潰瘍性大腸炎についてとその特徴
大腸の粘膜に慢性的な炎症を引き起こし、びらんや潰瘍などができて症状が出る活動期と、症状が落ち着く寛解期が交互に現れる病気です。炎症の範囲に応じて、「直腸炎型」「左側大腸炎型」「全大腸炎型」「右側(または区域性)大腸炎型」に分類され、それぞれ異なる症状が出ます。
主に下痢や血便が見られ、重症化すると栄養障害や貧血を引き起こすこともあります。
発症は20代(男性は特に20~24歳、女性の場合は25~29歳をピークとする)が多いのですが、どの年代でも発症する可能性はあります。
原因は不明で完治できる治療は存在せず、厚生労働省からは難病として指定されています。
ただし、炎症を抑制する治療によって症状をコントロールすることは可能です。
また、潰瘍性大腸炎は炎症性腸疾患の一種でもあります。似たような症状を起こすクローン病もこの炎症性腸疾患に含まれます。
潰瘍性大腸炎の症状について
下痢や粘血便(血液や粘液の混じった便)などの症状が特徴で、腹痛や残便感、トイレへ行く回数の増加なども見られます。炎症が広がると、軟便や排便回数の増加が見られます。
重症化すると、炎症範囲が広くなったことで栄養吸収不良や体重減少を起こします。さらに、出血量の増加による貧血、発熱なども起こり得ます。腸の狭窄や閉塞のリスクもありますし、炎症が長引くと大腸がんのリスクも高まってしまいます。長期間の炎症を防ぐためにも、検査は定期的に受け続けましょう。
潰瘍性大腸炎が起こる原因とその背景
根本的な原因は不明ですが、複数の要素が組み合わさった結果、異常な免疫反応を引き起こし、潰瘍性大腸炎が発生するのではないかと考えられています。
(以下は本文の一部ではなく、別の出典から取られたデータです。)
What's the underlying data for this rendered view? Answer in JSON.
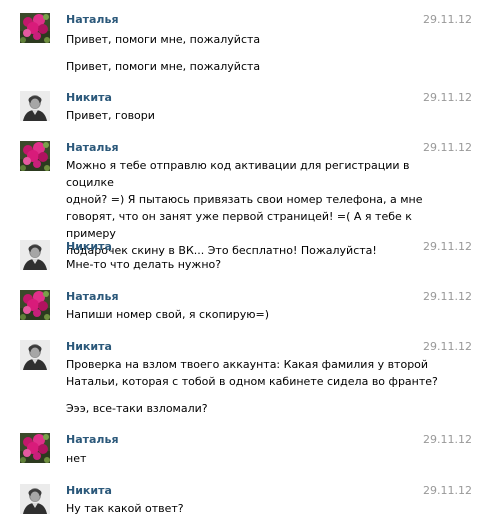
{
  "participants": {
    "natalya": {
      "name": "Наталья",
      "avatar_icon": "pink-flower-avatar-icon"
    },
    "nikita": {
      "name": "Никита",
      "avatar_icon": "man-portrait-avatar-icon"
    }
  },
  "colors": {
    "author_link": "#2b587a",
    "date_text": "#999999",
    "message_text": "#000000"
  },
  "messages": [
    {
      "author": "Наталья",
      "date": "29.11.12",
      "texts": [
        "Привет, помоги мне, пожалуйста",
        "Привет, помоги мне, пожалуйста"
      ]
    },
    {
      "author": "Никита",
      "date": "29.11.12",
      "texts": [
        "Привет, говори"
      ]
    },
    {
      "author": "Наталья",
      "date": "29.11.12",
      "texts": [
        "Можно я тебе отправлю код активации для регистрации в социлке\nодной? =) Я пытаюсь привязать свои номер телефона, а мне\nговорят, что он занят уже первой страницей! =( А я тебе к примеру\nподарочек скину в ВК... Это бесплатно! Пожалуйста!"
      ]
    },
    {
      "author": "Никита",
      "date": "29.11.12",
      "texts": [
        "Мне-то что делать нужно?"
      ]
    },
    {
      "author": "Наталья",
      "date": "29.11.12",
      "texts": [
        "Напиши номер свой, я скопирую=)"
      ]
    },
    {
      "author": "Никита",
      "date": "29.11.12",
      "texts": [
        "Проверка на взлом твоего аккаунта: Какая фамилия у второй\nНатальи, которая с тобой в одном кабинете сидела во франте?",
        "Эээ, все-таки взломали?"
      ]
    },
    {
      "author": "Наталья",
      "date": "29.11.12",
      "texts": [
        "нет"
      ]
    },
    {
      "author": "Никита",
      "date": "29.11.12",
      "texts": [
        "Ну так какой ответ?"
      ]
    }
  ]
}
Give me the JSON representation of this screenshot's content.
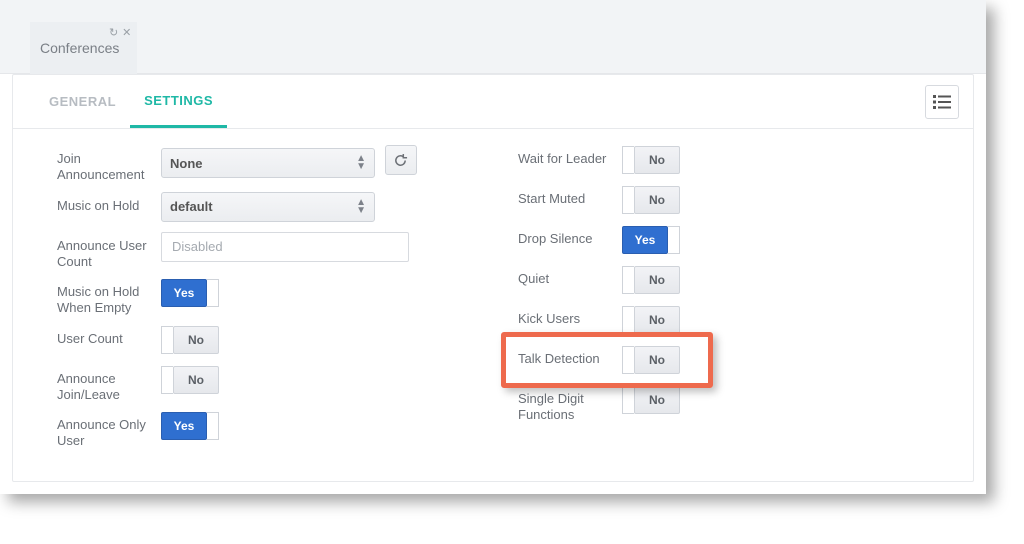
{
  "window": {
    "title": "Conferences"
  },
  "tabs": {
    "general": "GENERAL",
    "settings": "SETTINGS",
    "active": "settings"
  },
  "left": {
    "join_announcement": {
      "label": "Join Announcement",
      "value": "None"
    },
    "music_on_hold": {
      "label": "Music on Hold",
      "value": "default"
    },
    "announce_user_count": {
      "label": "Announce User Count",
      "value": "Disabled"
    },
    "moh_when_empty": {
      "label": "Music on Hold When Empty",
      "state": true,
      "text": "Yes"
    },
    "user_count": {
      "label": "User Count",
      "state": false,
      "text": "No"
    },
    "announce_join_leave": {
      "label": "Announce Join/Leave",
      "state": false,
      "text": "No"
    },
    "announce_only_user": {
      "label": "Announce Only User",
      "state": true,
      "text": "Yes"
    }
  },
  "right": {
    "wait_for_leader": {
      "label": "Wait for Leader",
      "state": false,
      "text": "No"
    },
    "start_muted": {
      "label": "Start Muted",
      "state": false,
      "text": "No"
    },
    "drop_silence": {
      "label": "Drop Silence",
      "state": true,
      "text": "Yes"
    },
    "quiet": {
      "label": "Quiet",
      "state": false,
      "text": "No"
    },
    "kick_users": {
      "label": "Kick Users",
      "state": false,
      "text": "No"
    },
    "talk_detection": {
      "label": "Talk Detection",
      "state": false,
      "text": "No"
    },
    "single_digit_functions": {
      "label": "Single Digit Functions",
      "state": false,
      "text": "No"
    }
  }
}
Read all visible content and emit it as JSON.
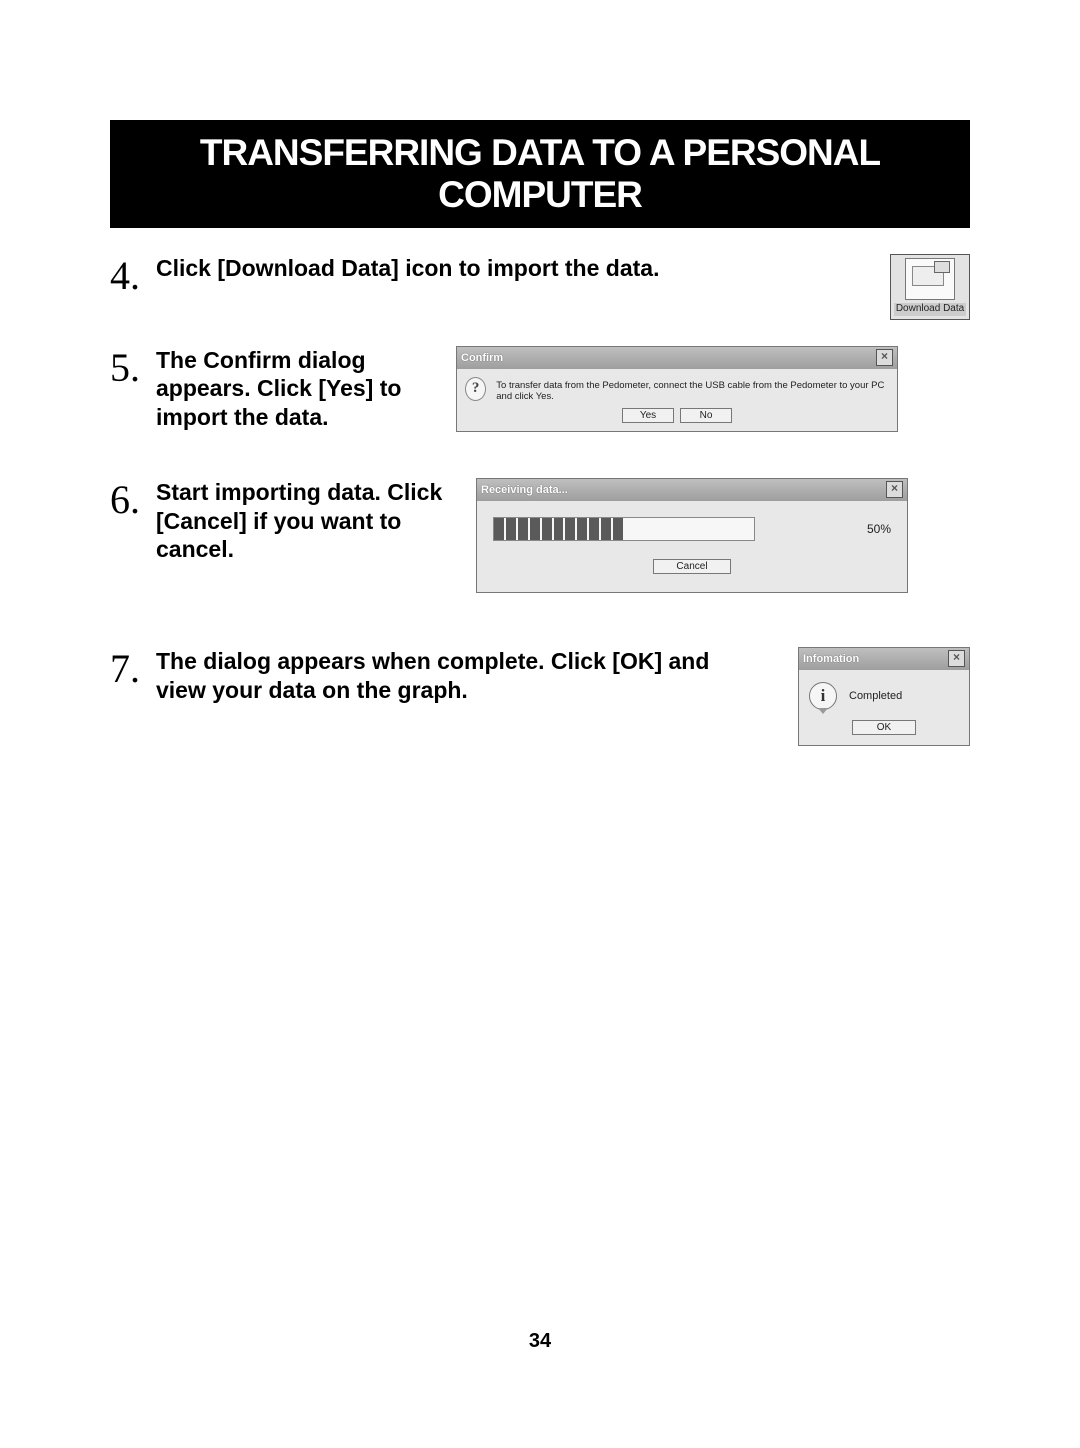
{
  "banner": "TRANSFERRING DATA TO A PERSONAL COMPUTER",
  "page_number": "34",
  "steps": {
    "s4": {
      "num": "4.",
      "text": "Click [Download Data] icon to import the data."
    },
    "s5": {
      "num": "5.",
      "text": "The Confirm dialog appears. Click [Yes] to import the data."
    },
    "s6": {
      "num": "6.",
      "text": "Start importing data. Click [Cancel] if you want to cancel."
    },
    "s7": {
      "num": "7.",
      "text": "The dialog appears when complete. Click [OK] and view your data on the graph."
    }
  },
  "download_icon": {
    "label": "Download Data"
  },
  "confirm_dialog": {
    "title": "Confirm",
    "message": "To transfer data from the Pedometer, connect the USB cable from the Pedometer to your PC and click Yes.",
    "yes": "Yes",
    "no": "No",
    "icon": "question-icon"
  },
  "receiving_dialog": {
    "title": "Receiving data...",
    "percent": "50%",
    "cancel": "Cancel",
    "progress_value": 50
  },
  "info_dialog": {
    "title": "Infomation",
    "message": "Completed",
    "ok": "OK",
    "icon": "info-icon"
  }
}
また、炎症性腸疾患を抱えている血縁者がいる患者様もみられることから、遺伝的要因も関与しているのではないかとされています。
実際に、発症に関連する遺伝子が多数特定されており、これらの多くはクローン病にも関連していると思われています。
また、食習慣の変化も発症に影響しているとされています。日本では近年、衛生状態の向上と食の西洋化により、潰瘍性大腸炎の患者数は増加傾向にあります。
潰瘍性大腸炎の診断方法について
潰瘍性大腸炎の典型的な症状である粘血便、下痢、腹痛は、感染性の疾患や薬による腸炎でも見られます。診断のためには、患者様の薬物使用歴、家族歴、海外旅行歴などをお聞きし、細菌や寄生虫の検査を実施して他の病気の可能性がないかをチェックしなくてはなりません。
さらに、大腸カメラ検査を通して大腸の粘膜状態を観察することも必要です。潰瘍性大腸炎による潰瘍、出血しやすさ、浮腫性の粘膜、血管の透過性低下をチェック、疑わしい箇所が見つかれば、その場で組織を採取して病理検査を行います。
潰瘍性大腸炎の治療法と新薬について
炎症性腸疾患の治療は、炎症を緩和し安定した状態を維持することを目的としています。治療に用いる薬は、炎症の位置と重症度、そして病気の活動期か寛解期かによって異なります。
活動期には、炎症を抑制するための薬物治療が行われ、主に内服薬、注腸剤、ステロイド注腸などが処方されます。重症の場合は、ステロイドを短期間使用して迅速に炎症を改善します。
寛解期には、状態を維持するための薬物療法が続けられます。完全な治癒は現在のところ不可能ですが、症状のコントロールと良好な状態の継続を目的にした治療は可能です。
研究の進歩によって抗TNFα抗体製剤などを用いた治療法も普及され、従来よりも高い効果に期待できる方法が受けられるようになりました。治療を適切に続けることで、良い状態を保ち続けていきましょう。
ただし、保存的治療だけでは効果が不十分な場合や、病変ががん化した場合、薬物療法の副作用が問題となった場合には、外科手術を検討します。